On March 20, 2026, we rebuilt all seven phases of our pipeline architecture in a single day. It was the most impactful change we’ve made to Maudel — and the story of how we got there is just as important as the result.
The Problem: Prompts in Code
Each pipeline stage had a single, massive prompt baked into TypeScript. The implementation stage alone was over 200 lines of template literal. Changing one stage’s behavior meant touching code, redeploying, and hoping you didn’t break another stage’s prompt.
This made iteration painful. Every prompt tweak required a developer. Testing prompt changes meant running the full pipeline. And version-controlling prompts embedded in code was effectively impossible — diffs were unreadable noise.
The First Attempt (And the Revert)
On March 19, we moved prompts into text files. The instinct was right — prompts belong in content files, not code. But the execution was wrong.
We moved the raw text into .md files and loaded them at runtime. No variable interpolation. No input hydration. No way to compose segments. The prompts were files, but they were just as monolithic as before — just stored differently.
We reverted the same day.
The Second Attempt (Getting It Right)
The next day, we rebuilt it properly. The composable pipeline architecture has three core principles:
File-driven stage definitions. Each stage lives in its own directory with markdown files: ACTION.md (what to do), INPUTS-OUTPUTS.md (what you need and what you produce), and mode-specific instructions. Stages are inspectable, editable, and version-controlled.
9-layer system prompt assembly. At runtime, a StagePromptAssembler service fetches prompts from disk and composes them into nine layers organized by cognitive zone — primacy (agent identity, pipeline rules), reference (stage instructions, skills, mode config), and recency (expected outputs, upstream context). This leverages how LLMs attend to different parts of the context window.
Template variable resolution.

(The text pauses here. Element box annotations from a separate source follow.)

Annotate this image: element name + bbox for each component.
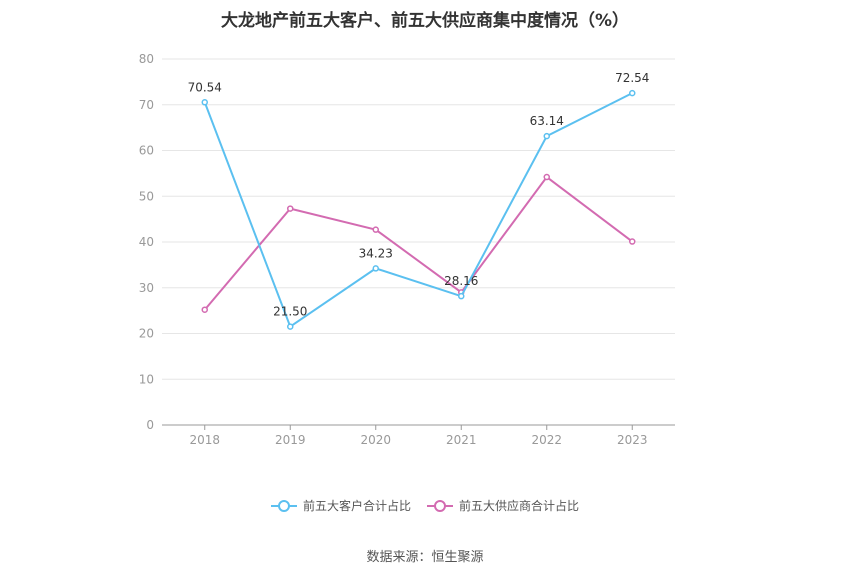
data-point[interactable] xyxy=(372,265,379,272)
series-line-1 xyxy=(203,175,633,311)
data-point[interactable] xyxy=(629,89,636,97)
data-point[interactable] xyxy=(201,306,208,313)
data-point[interactable] xyxy=(201,99,208,106)
data-label: 21.50 xyxy=(273,305,307,319)
y-tick-label: 70 xyxy=(139,98,154,112)
x-tick-label: 2020 xyxy=(360,433,391,447)
data-label: 70.54 xyxy=(188,80,222,94)
legend-label: 前五大供应商合计占比 xyxy=(459,499,580,513)
y-tick-label: 50 xyxy=(139,189,154,203)
data-point[interactable] xyxy=(372,226,379,233)
y-tick-label: 30 xyxy=(139,281,154,295)
data-point[interactable] xyxy=(287,205,294,212)
y-tick-label: 10 xyxy=(139,372,154,386)
data-point[interactable] xyxy=(629,238,636,245)
data-point[interactable] xyxy=(543,132,550,140)
data-labels: 70.54 21.50 34.23 28.16 63.14 72.54 xyxy=(188,71,650,319)
y-tick-label: 40 xyxy=(139,235,154,249)
source-note: 数据来源：恒生聚源 xyxy=(366,550,484,565)
axes: 0 10 20 30 40 50 60 70 80 2018 2019 2020 2021 2022 202… xyxy=(139,52,675,447)
y-tick-label: 80 xyxy=(139,52,154,66)
series xyxy=(201,89,636,330)
y-tick-label: 0 xyxy=(146,418,154,432)
chart-title: 大龙地产前五大客户、前五大供应商集中度情况（%） xyxy=(220,11,630,31)
legend-marker-icon xyxy=(427,499,453,512)
gridlines xyxy=(162,58,675,380)
data-point[interactable] xyxy=(543,173,550,181)
x-tick-label: 2023 xyxy=(617,433,648,447)
x-tick-label: 2021 xyxy=(446,433,477,447)
legend-marker-icon xyxy=(270,499,297,512)
y-tick-label: 60 xyxy=(139,144,154,158)
x-tick-label: 2018 xyxy=(189,433,220,447)
x-tick-label: 2019 xyxy=(275,433,306,447)
legend-label: 前五大客户合计占比 xyxy=(302,499,411,513)
legend-item-0[interactable]: 前五大客户合计占比 xyxy=(270,497,411,514)
data-point[interactable] xyxy=(458,292,465,300)
data-label: 72.54 xyxy=(615,71,649,85)
y-tick-label: 20 xyxy=(139,327,154,341)
legend-item-1[interactable]: 前五大供应商合计占比 xyxy=(427,497,579,514)
legend: 前五大客户合计占比 前五大供应商合计占比 xyxy=(0,497,850,514)
data-label: 28.16 xyxy=(444,274,478,288)
series-line-0 xyxy=(203,92,633,329)
data-point[interactable] xyxy=(287,323,294,330)
data-label: 34.23 xyxy=(359,246,393,260)
data-label: 63.14 xyxy=(530,114,564,128)
x-tick-label: 2022 xyxy=(531,433,562,447)
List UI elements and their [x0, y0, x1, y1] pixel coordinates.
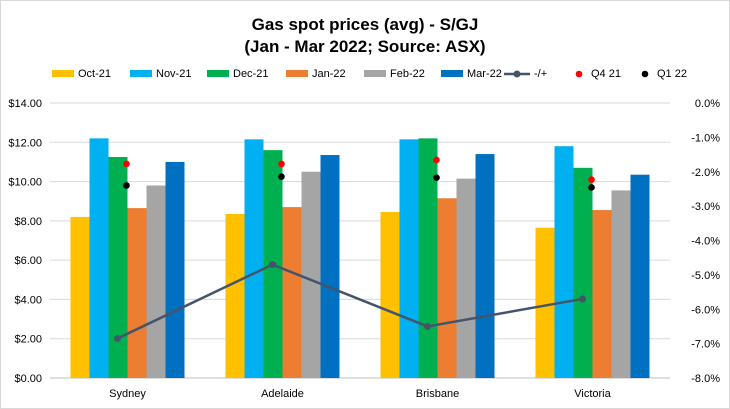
- legend-label-dec-21: Dec-21: [233, 68, 268, 80]
- legend-label-mar-22: Mar-22: [467, 68, 502, 80]
- left-tick-label: $2.00: [14, 334, 42, 346]
- bar-dec-21-victoria: [573, 167, 593, 378]
- quarter-points: [123, 156, 595, 191]
- right-tick-label: -1.0%: [691, 132, 720, 144]
- legend-label-q1-22: Q1 22: [657, 68, 687, 80]
- bar-mar-22-victoria: [630, 174, 650, 378]
- point-q4-21-sydney: [123, 160, 130, 168]
- bar-jan-22-sydney: [127, 208, 147, 378]
- category-label-brisbane: Brisbane: [416, 388, 459, 400]
- category-label-victoria: Victoria: [574, 388, 611, 400]
- bar-oct-21-sydney: [70, 216, 90, 378]
- legend-swatch-nov-21: [130, 70, 152, 77]
- bar-feb-22-adelaide: [301, 171, 321, 378]
- category-label-adelaide: Adelaide: [261, 388, 304, 400]
- legend-label-jan-22: Jan-22: [312, 68, 346, 80]
- line-marker-victoria: [579, 295, 586, 303]
- right-tick-label: -5.0%: [691, 270, 720, 282]
- left-tick-label: $10.00: [8, 177, 42, 189]
- left-tick-label: $0.00: [14, 373, 42, 385]
- right-tick-label: -8.0%: [691, 373, 720, 385]
- right-axis: -8.0% -7.0% -6.0% -5.0% -4.0% -3.0% -2.0% -1.0%…: [691, 98, 720, 385]
- point-q4-21-victoria: [588, 176, 595, 183]
- point-q4-21-adelaide: [278, 160, 285, 168]
- bar-nov-21-victoria: [554, 146, 574, 378]
- bar-dec-21-brisbane: [418, 138, 438, 378]
- bar-jan-22-victoria: [592, 210, 612, 378]
- left-axis: $0.00 $2.00 $4.00 $6.00 $8.00 $10.00 $12.00 $14…: [8, 98, 42, 385]
- bar-feb-22-sydney: [146, 185, 166, 378]
- left-tick-label: $14.00: [8, 98, 42, 110]
- line-: [116, 263, 583, 340]
- legend-swatch-mar-22: [441, 70, 463, 77]
- point-q1-22-brisbane: [433, 174, 440, 181]
- legend-swatch-dec-21: [207, 70, 229, 77]
- right-tick-label: 0.0%: [695, 98, 720, 110]
- left-tick-label: $8.00: [14, 216, 42, 228]
- line-marker-brisbane: [424, 322, 431, 330]
- category-label-sydney: Sydney: [109, 388, 146, 400]
- change-line: [114, 261, 586, 342]
- line-marker-adelaide: [269, 261, 276, 269]
- bar-oct-21-victoria: [535, 227, 555, 378]
- bar-mar-22-adelaide: [320, 155, 340, 378]
- bar-mar-22-sydney: [165, 161, 185, 378]
- category-axis: Sydney Adelaide Brisbane Victoria: [109, 388, 611, 400]
- bar-nov-21-sydney: [89, 138, 109, 378]
- legend-label-feb-22: Feb-22: [390, 68, 425, 80]
- left-tick-label: $6.00: [14, 255, 42, 267]
- legend-swatch-line-marker: [513, 70, 521, 78]
- legend-label-nov-21: Nov-21: [156, 68, 191, 80]
- right-tick-label: -4.0%: [691, 236, 720, 248]
- legend-swatch-oct-21: [52, 70, 74, 77]
- bar-feb-22-victoria: [611, 190, 631, 378]
- point-q1-22-sydney: [123, 182, 130, 189]
- bar-jan-22-brisbane: [437, 198, 457, 378]
- chart-title: Gas spot prices (avg) - S/GJ: [252, 15, 479, 34]
- line-marker-sydney: [114, 334, 121, 342]
- bar-nov-21-adelaide: [244, 139, 264, 378]
- legend-swatch-jan-22: [286, 70, 308, 77]
- bar-mar-22-brisbane: [475, 154, 495, 378]
- point-q1-22-victoria: [588, 184, 595, 191]
- right-tick-label: -6.0%: [691, 304, 720, 316]
- bar-dec-21-sydney: [108, 157, 128, 378]
- right-tick-label: -7.0%: [691, 339, 720, 351]
- bar-nov-21-brisbane: [399, 139, 419, 378]
- left-tick-label: $4.00: [14, 294, 42, 306]
- right-tick-label: -3.0%: [691, 201, 720, 213]
- legend-label-oct-21: Oct-21: [78, 68, 111, 80]
- legend-label-q4-21: Q4 21: [591, 68, 621, 80]
- chart-subtitle: (Jan - Mar 2022; Source: ASX): [244, 37, 485, 56]
- legend-label-line: -/+: [534, 68, 547, 80]
- legend-swatch-feb-22: [364, 70, 386, 77]
- bar-oct-21-brisbane: [380, 212, 400, 378]
- legend-swatch-q4-21: [575, 70, 583, 78]
- bars: [70, 138, 650, 378]
- bar-oct-21-adelaide: [225, 213, 245, 378]
- left-tick-label: $12.00: [8, 137, 42, 149]
- legend-swatch-q1-22: [641, 70, 649, 78]
- point-q1-22-adelaide: [278, 173, 285, 180]
- legend: Oct-21 Nov-21 Dec-21 Jan-22 Feb-22 Mar-22 -/+ Q…: [52, 68, 687, 80]
- bar-feb-22-brisbane: [456, 178, 476, 378]
- right-tick-label: -2.0%: [691, 167, 720, 179]
- point-q4-21-brisbane: [433, 156, 440, 164]
- bar-jan-22-adelaide: [282, 207, 302, 378]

Stage definitions use variables like {{workspacePath}}, {{storyDocument}}, and {{testFrameworkGuidance}} that resolve to actual runtime values. Input hydration matches declared inputs to runtime outputs from upstream stages.
Why This Matters
Prompt engineering at scale requires the same modular thinking as software architecture. Most teams haven’t figured this out yet.

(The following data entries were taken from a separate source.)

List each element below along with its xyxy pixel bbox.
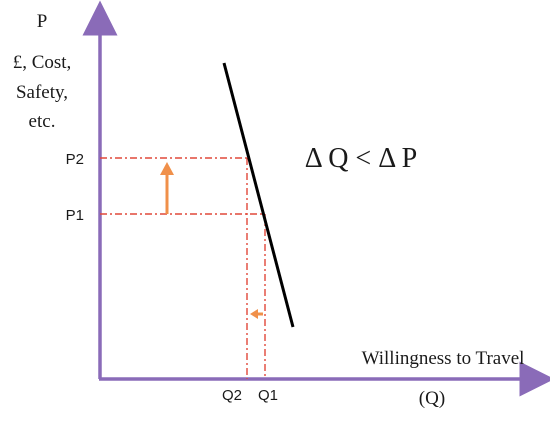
delta-annotation: Δ Q < Δ P [305,143,418,174]
quantity-decrease-arrow [250,309,263,319]
p2-label: P2 [66,151,84,168]
y-axis-symbol: P [37,11,48,32]
y-axis-label-line1: £, Cost, [13,52,72,73]
q1-label: Q1 [258,387,278,404]
q2-label: Q2 [222,387,242,404]
x-axis-title: Willingness to Travel [362,348,525,369]
x-axis-symbol: (Q) [419,388,445,409]
price-increase-arrow [160,162,174,214]
y-axis-label-line3: etc. [29,111,56,132]
demand-curve [222,62,295,328]
y-axis-label-line2: Safety, [16,82,68,103]
p1-label: P1 [66,207,84,224]
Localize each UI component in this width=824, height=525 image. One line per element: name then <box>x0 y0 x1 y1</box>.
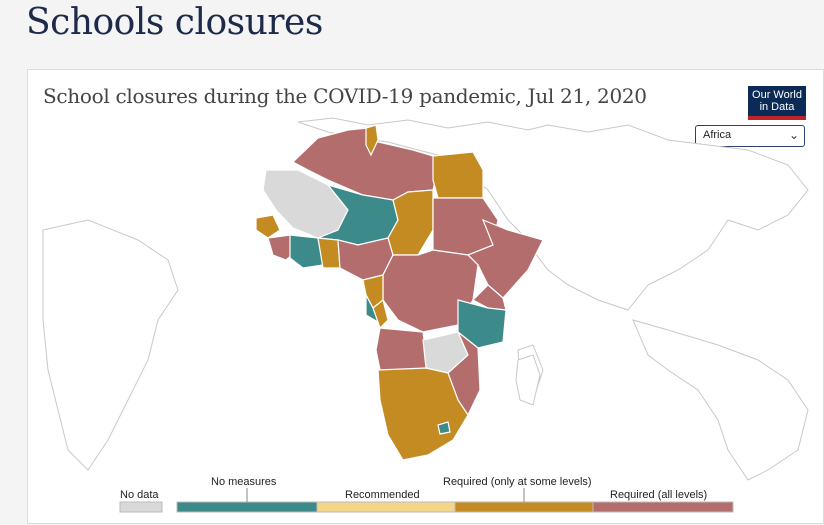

When your prompts live in code, only developers can change them. When your prompts are composable files, anyone on the team can iterate on stage behavior — product managers can adjust story generation criteria, QA can tune validation rules, architects can refine planning constraints.
The composable pipeline turned prompt engineering from a developer bottleneck into a team capability. And building all seven stages in a single day proved the architecture was right — the second time around.